Dans
la pièce de théâtre de Sophocle ou dans le film de Pier Paolo
Pasolini, le temps joue un rôle important dans la destinée
d'Oedipe. En effet, les dés ont déjà été lancés, il n'est plus
qu'une question de temps pour que le destin d'Oedipe s'accomplisse.
Alors qu'Oedipe est condamné, il ne manque plus qu'au temps d'agir.
Nous pouvons nous interroger sur le rôle que joue le temps dans les
deux œuvres étudiées en classe et chercher à comprendre en quoi
le temps peut être considéré comme un véritable acteur tragique.
Dans l'Oedipe Roi de
Sophocle, les évènements se succédent de manière linéaire
bienqu'il ait quelques analepses dans certains dialogues ou récits
qui informent sur les évènements passées. Par exemple, de la page
51 à 53, le berger Corinthien s'entretient avec le serviteur de
Laïos et nous raconte ainsi le sort d'Oedipe en tant que bébé
abandonné dans les montagnes, ou encore le messager nous rapporte
dans l'exodos le suicide de Jocaste. A ces analepses s'ajoutent des
ellipses de temps qui se situent souvent à chaque fin d'épisode.
Celles-ci marquent les étapes constitutives de l'histoire en cinq
mouvements. Ces ellipses correspondent la plupart du temps à des
attentes qui ne sont pas toutes représentées : attente de
Créon dans le prologue, attente de Tiresias, attente d'Oedipe par
Créon et le Coryphée avant qu'ils se confrontent et attente du
berger pour savoir nottamment la vérité sur le meurtre de Laïos.

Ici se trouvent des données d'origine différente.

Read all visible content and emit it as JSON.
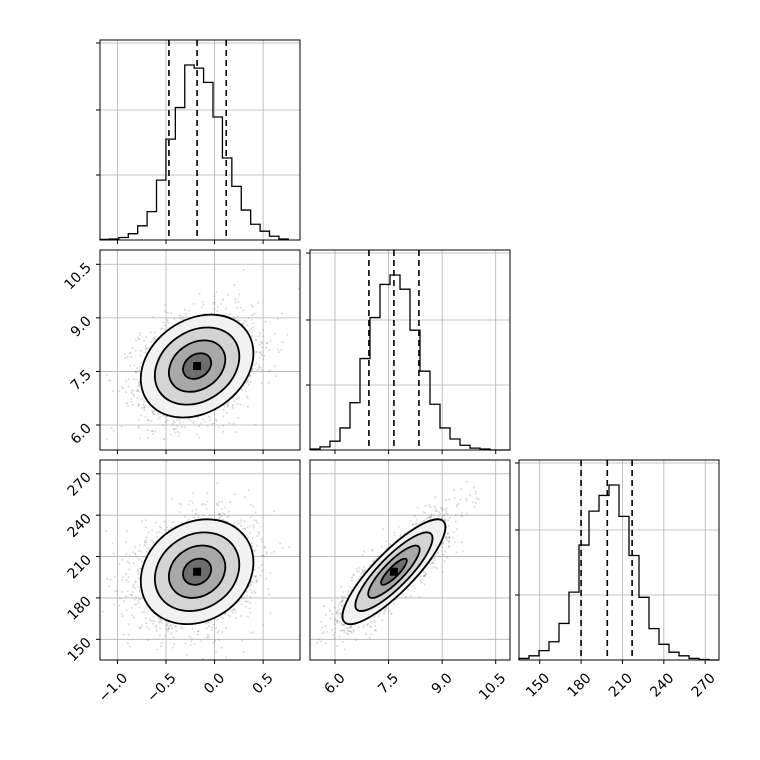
{
  "chart_data": {
    "type": "corner",
    "parameters": [
      {
        "id": "p0",
        "label": "",
        "range": [
          -1.18,
          0.88
        ],
        "ticks": [
          -1.0,
          -0.5,
          0.0,
          0.5
        ],
        "tick_labels": [
          "−1.0",
          "−0.5",
          "0.0",
          "0.5"
        ]
      },
      {
        "id": "p1",
        "label": "",
        "range": [
          5.3,
          10.9
        ],
        "ticks": [
          6.0,
          7.5,
          9.0,
          10.5
        ],
        "tick_labels": [
          "6.0",
          "7.5",
          "9.0",
          "10.5"
        ]
      },
      {
        "id": "p2",
        "label": "",
        "range": [
          135,
          280
        ],
        "ticks": [
          150,
          180,
          210,
          240,
          270
        ],
        "tick_labels": [
          "150",
          "180",
          "210",
          "240",
          "270"
        ]
      }
    ],
    "quantiles": [
      [
        -0.47,
        -0.18,
        0.12
      ],
      [
        6.95,
        7.65,
        8.35
      ],
      [
        180,
        199,
        217
      ]
    ],
    "histograms": [
      {
        "bins": [
          -1.18,
          -1.083,
          -0.986,
          -0.889,
          -0.792,
          -0.695,
          -0.598,
          -0.501,
          -0.404,
          -0.307,
          -0.21,
          -0.113,
          -0.016,
          0.081,
          0.178,
          0.275,
          0.372,
          0.469,
          0.566,
          0.663,
          0.76
        ],
        "counts": [
          2,
          3,
          8,
          20,
          45,
          90,
          190,
          320,
          420,
          555,
          545,
          500,
          390,
          260,
          170,
          95,
          50,
          28,
          12,
          3
        ]
      },
      {
        "bins": [
          5.3,
          5.58,
          5.86,
          6.14,
          6.42,
          6.7,
          6.98,
          7.26,
          7.54,
          7.82,
          8.1,
          8.38,
          8.66,
          8.94,
          9.22,
          9.5,
          9.78,
          10.06,
          10.34,
          10.62,
          10.9
        ],
        "counts": [
          3,
          10,
          28,
          70,
          150,
          290,
          420,
          525,
          555,
          510,
          380,
          250,
          145,
          70,
          35,
          15,
          6,
          3,
          0,
          0
        ]
      },
      {
        "bins": [
          135,
          142.25,
          149.5,
          156.75,
          164,
          171.25,
          178.5,
          185.75,
          193,
          200.25,
          207.5,
          214.75,
          222,
          229.25,
          236.5,
          243.75,
          251,
          258.25,
          265.5,
          272.75,
          280
        ],
        "counts": [
          3,
          8,
          18,
          35,
          70,
          130,
          220,
          285,
          315,
          335,
          275,
          200,
          120,
          60,
          30,
          15,
          8,
          3,
          1,
          0
        ]
      }
    ],
    "pairs": [
      {
        "x": "p0",
        "y": "p1",
        "mean": [
          -0.18,
          7.65
        ],
        "sd": [
          0.29,
          0.72
        ],
        "rho": 0.25
      },
      {
        "x": "p0",
        "y": "p2",
        "mean": [
          -0.18,
          199
        ],
        "sd": [
          0.29,
          19
        ],
        "rho": 0.18
      },
      {
        "x": "p1",
        "y": "p2",
        "mean": [
          7.65,
          199
        ],
        "sd": [
          0.72,
          19
        ],
        "rho": 0.85
      }
    ],
    "contour_levels": [
      0.5,
      1.0,
      1.5,
      2.0
    ],
    "grid": true,
    "colors": {
      "line": "#000000",
      "grid": "#b0b0b0",
      "points": "#555555"
    }
  }
}
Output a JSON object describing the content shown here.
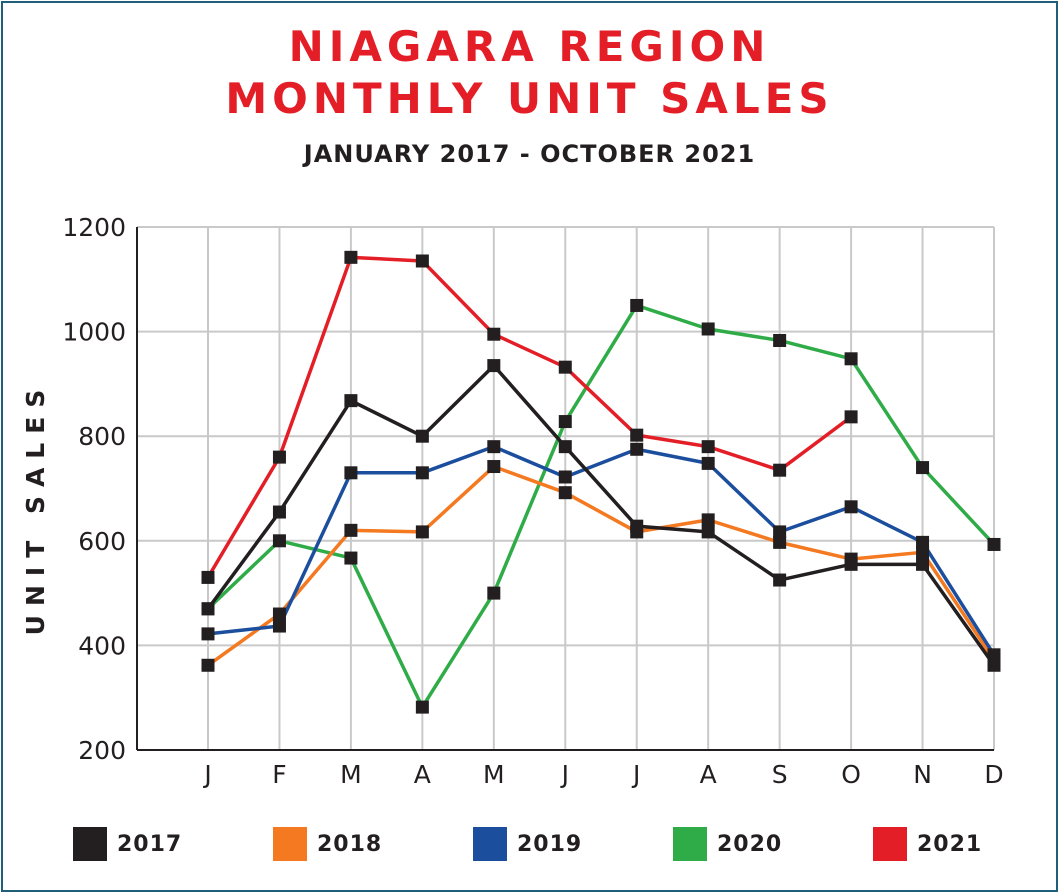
{
  "chart_data": {
    "type": "line",
    "title": "NIAGARA REGION MONTHLY UNIT SALES",
    "title_lines": [
      "NIAGARA REGION",
      "MONTHLY UNIT SALES"
    ],
    "subtitle": "JANUARY 2017 - OCTOBER 2021",
    "xlabel": "",
    "ylabel": "UNIT SALES",
    "categories": [
      "J",
      "F",
      "M",
      "A",
      "M",
      "J",
      "J",
      "A",
      "S",
      "O",
      "N",
      "D"
    ],
    "ylim": [
      200,
      1200
    ],
    "yticks": [
      "200",
      "400",
      "600",
      "800",
      "1000",
      "1200"
    ],
    "grid": true,
    "legend_position": "bottom",
    "marker_color": "#231f20",
    "series": [
      {
        "name": "2017",
        "color": "#231f20",
        "values": [
          470,
          655,
          868,
          800,
          935,
          780,
          628,
          617,
          525,
          555,
          555,
          362
        ]
      },
      {
        "name": "2018",
        "color": "#f47920",
        "values": [
          362,
          460,
          620,
          617,
          742,
          692,
          617,
          640,
          597,
          565,
          578,
          372
        ]
      },
      {
        "name": "2019",
        "color": "#1c4e9e",
        "values": [
          422,
          437,
          730,
          730,
          780,
          722,
          775,
          748,
          617,
          665,
          597,
          382
        ]
      },
      {
        "name": "2020",
        "color": "#2fac48",
        "values": [
          470,
          600,
          567,
          282,
          500,
          828,
          1050,
          1005,
          983,
          948,
          740,
          593
        ]
      },
      {
        "name": "2021",
        "color": "#e41e26",
        "values": [
          530,
          760,
          1142,
          1135,
          995,
          932,
          802,
          780,
          735,
          837,
          null,
          null
        ]
      }
    ]
  }
}
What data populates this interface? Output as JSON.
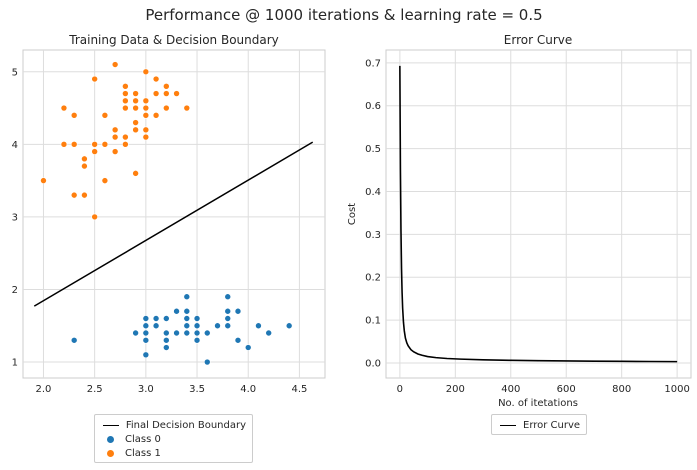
{
  "suptitle": "Performance @ 1000 iterations & learning rate = 0.5",
  "chart_data": [
    {
      "type": "scatter",
      "title": "Training Data & Decision Boundary",
      "xlabel": "",
      "ylabel": "",
      "xlim": [
        1.8,
        4.75
      ],
      "ylim": [
        0.78,
        5.3
      ],
      "xticks": [
        2.0,
        2.5,
        3.0,
        3.5,
        4.0,
        4.5
      ],
      "yticks": [
        1,
        2,
        3,
        4,
        5
      ],
      "xtick_labels": [
        "2.0",
        "2.5",
        "3.0",
        "3.5",
        "4.0",
        "4.5"
      ],
      "ytick_labels": [
        "1",
        "2",
        "3",
        "4",
        "5"
      ],
      "grid": true,
      "legend_position": "below",
      "series": [
        {
          "name": "Class 0",
          "color": "#1f77b4",
          "points": [
            [
              2.3,
              1.3
            ],
            [
              2.9,
              1.4
            ],
            [
              3.0,
              1.1
            ],
            [
              3.0,
              1.3
            ],
            [
              3.0,
              1.4
            ],
            [
              3.0,
              1.4
            ],
            [
              3.0,
              1.5
            ],
            [
              3.0,
              1.6
            ],
            [
              3.1,
              1.5
            ],
            [
              3.1,
              1.6
            ],
            [
              3.2,
              1.2
            ],
            [
              3.2,
              1.3
            ],
            [
              3.2,
              1.4
            ],
            [
              3.2,
              1.6
            ],
            [
              3.3,
              1.4
            ],
            [
              3.3,
              1.7
            ],
            [
              3.4,
              1.4
            ],
            [
              3.4,
              1.5
            ],
            [
              3.4,
              1.6
            ],
            [
              3.4,
              1.7
            ],
            [
              3.4,
              1.9
            ],
            [
              3.5,
              1.3
            ],
            [
              3.5,
              1.4
            ],
            [
              3.5,
              1.5
            ],
            [
              3.5,
              1.6
            ],
            [
              3.6,
              1.0
            ],
            [
              3.6,
              1.4
            ],
            [
              3.7,
              1.5
            ],
            [
              3.8,
              1.5
            ],
            [
              3.8,
              1.6
            ],
            [
              3.8,
              1.7
            ],
            [
              3.8,
              1.9
            ],
            [
              3.9,
              1.3
            ],
            [
              3.9,
              1.7
            ],
            [
              4.0,
              1.2
            ],
            [
              4.1,
              1.5
            ],
            [
              4.2,
              1.4
            ],
            [
              4.4,
              1.5
            ]
          ]
        },
        {
          "name": "Class 1",
          "color": "#ff7f0e",
          "points": [
            [
              2.0,
              3.5
            ],
            [
              2.2,
              4.0
            ],
            [
              2.2,
              4.5
            ],
            [
              2.3,
              3.3
            ],
            [
              2.3,
              4.0
            ],
            [
              2.3,
              4.4
            ],
            [
              2.4,
              3.3
            ],
            [
              2.4,
              3.7
            ],
            [
              2.4,
              3.8
            ],
            [
              2.5,
              3.0
            ],
            [
              2.5,
              3.9
            ],
            [
              2.5,
              4.0
            ],
            [
              2.5,
              4.9
            ],
            [
              2.6,
              3.5
            ],
            [
              2.6,
              4.0
            ],
            [
              2.6,
              4.4
            ],
            [
              2.7,
              3.9
            ],
            [
              2.7,
              4.1
            ],
            [
              2.7,
              4.2
            ],
            [
              2.7,
              5.1
            ],
            [
              2.8,
              4.0
            ],
            [
              2.8,
              4.1
            ],
            [
              2.8,
              4.5
            ],
            [
              2.8,
              4.6
            ],
            [
              2.8,
              4.7
            ],
            [
              2.8,
              4.8
            ],
            [
              2.9,
              3.6
            ],
            [
              2.9,
              4.2
            ],
            [
              2.9,
              4.3
            ],
            [
              2.9,
              4.5
            ],
            [
              2.9,
              4.6
            ],
            [
              2.9,
              4.7
            ],
            [
              3.0,
              4.1
            ],
            [
              3.0,
              4.2
            ],
            [
              3.0,
              4.4
            ],
            [
              3.0,
              4.5
            ],
            [
              3.0,
              4.6
            ],
            [
              3.0,
              5.0
            ],
            [
              3.1,
              4.4
            ],
            [
              3.1,
              4.7
            ],
            [
              3.1,
              4.9
            ],
            [
              3.2,
              4.5
            ],
            [
              3.2,
              4.7
            ],
            [
              3.2,
              4.8
            ],
            [
              3.3,
              4.7
            ],
            [
              3.4,
              4.5
            ]
          ]
        },
        {
          "name": "Final Decision Boundary",
          "type": "line",
          "color": "#000000",
          "points": [
            [
              1.91,
              1.77
            ],
            [
              4.63,
              4.03
            ]
          ]
        }
      ]
    },
    {
      "type": "line",
      "title": "Error Curve",
      "xlabel": "No. of itetations",
      "ylabel": "Cost",
      "xlim": [
        -50,
        1050
      ],
      "ylim": [
        -0.035,
        0.73
      ],
      "xticks": [
        0,
        200,
        400,
        600,
        800,
        1000
      ],
      "yticks": [
        0.0,
        0.1,
        0.2,
        0.3,
        0.4,
        0.5,
        0.6,
        0.7
      ],
      "xtick_labels": [
        "0",
        "200",
        "400",
        "600",
        "800",
        "1000"
      ],
      "ytick_labels": [
        "0.0",
        "0.1",
        "0.2",
        "0.3",
        "0.4",
        "0.5",
        "0.6",
        "0.7"
      ],
      "grid": true,
      "legend_position": "below",
      "series": [
        {
          "name": "Error Curve",
          "color": "#000000",
          "x": [
            0,
            2,
            4,
            6,
            8,
            10,
            13,
            16,
            20,
            25,
            30,
            40,
            50,
            65,
            80,
            100,
            130,
            170,
            220,
            300,
            400,
            500,
            600,
            700,
            800,
            900,
            1000
          ],
          "y": [
            0.693,
            0.45,
            0.31,
            0.22,
            0.165,
            0.128,
            0.095,
            0.075,
            0.058,
            0.047,
            0.04,
            0.031,
            0.026,
            0.021,
            0.018,
            0.015,
            0.0125,
            0.0105,
            0.009,
            0.0075,
            0.0062,
            0.0053,
            0.0047,
            0.0042,
            0.0038,
            0.0035,
            0.0032
          ]
        }
      ]
    }
  ],
  "legends": {
    "left": {
      "boundary": "Final Decision Boundary",
      "class0": "Class 0",
      "class1": "Class 1"
    },
    "right": {
      "curve": "Error Curve"
    }
  },
  "colors": {
    "class0": "#1f77b4",
    "class1": "#ff7f0e",
    "line": "#000000",
    "grid": "#dddddd",
    "spine": "#cccccc"
  }
}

Après chaque attente elliptique, on peut dire que l'histoire
progresse.
Pareillement, dans le
film de Pier Paolo Pasolini, les évènemetns se succèdent de
manière linéaire même si l'on peut voir, dans le parcours
d'Oedipe, par son retour au pré, l'éternel recommencement de la
tragédie. Cependant cette dimension cyclique est plus une invitation
aux réecritures, pour que d'autres s'aventurent dans le chemin
d'Oedipe qu'un indice sur l'ordre des évènements.
Si la totalité de
l'action respecte la règles des trois unités dans la pièce de
Sophocle, on ne peut pas en dire autant pour le film du réalisateur
italien. En effet, chez Sophocle, l'enquête sur l'assassin de Laïos
se fait en une seule journée alors que Pasolini ne se limite pas à
raconter ce seul événement. Il illustre en effet les événements
qui précèdent l'enquête sur l'assassin de Laïos là où Sophocle
commence par les ravages de la peste. On ne peut pas dire que
l'histoire d'Oedipe racontée par Pasolini se déroule en une seule
journée car les enfants d'Oedipe sont cités. En effet, il est
clairement impossible qu'ils aient été conçus et nés en un même
jour. Le temps dans ces deux pièces est linéaire même si Sophocle
a recours à certains procédés -afin de respecter la règle des
trois unités- pour ajouter des informations complémentaires à
l'histoire d'Oedipe et de Thèbes.
Pasolini change de
temps dans son prologue et dans son épilogue. Cela lui permet de
mettre e perspective le mythe de Sophocle à qui il donne un nouveau
souffle pasolinien en y melant sa vie (italie de son enfance dans le
prologue et l'italie des années soixante dans l'épilogue) et lui
ajoute une dimension freudienne. Ce faisant, il accorde un rôle
utilitaire au temps comme le fait Sophocle avec ses ellipses. En
effet, Sophocle fait des fractures dans le temps pour rapporter
l'essentiel de l'action dans sa pièce. Pasolini, quant à lui,
semble en plus manipuler le temps pour jouer avec les spectateurs qui
se voient devoir supporter des images de cadavres pestiférés et
pourrisant à même le sol ou encore subir la longue errance d'Oedipe
dans des routes quasi-désertiques (environ 5 minutes).
Pasolini, en faisant
des séquences relativement longues où rien n'est dit, ralentit le
rythme de l'histoire. Le réalisateur décide de dédier beaucoup de
temps à l'errance d'Oedipe qui s'abandonne au hasard après que la
Pythie lui ait annoncé son destin, alors que cela n'est pas une
étape cruciale dans le mythe d'Oedipe. Alors que Sophocle se borne à
écrire l'essentiel, Pasolini rallonge le mythe et s'attarde sur des
évènements secondaires. Ce jeu de ralentissement s'allie au thème
du destin qui se répète de multiples fois paticipant à créer un
effet de longuer. Ainsi, le spectateur perçoit le périple d'Oedipe
comme étant très long.
Le temps se présente
comme un acteur tragique aussi bien pour Sophocle que pour Pasolini.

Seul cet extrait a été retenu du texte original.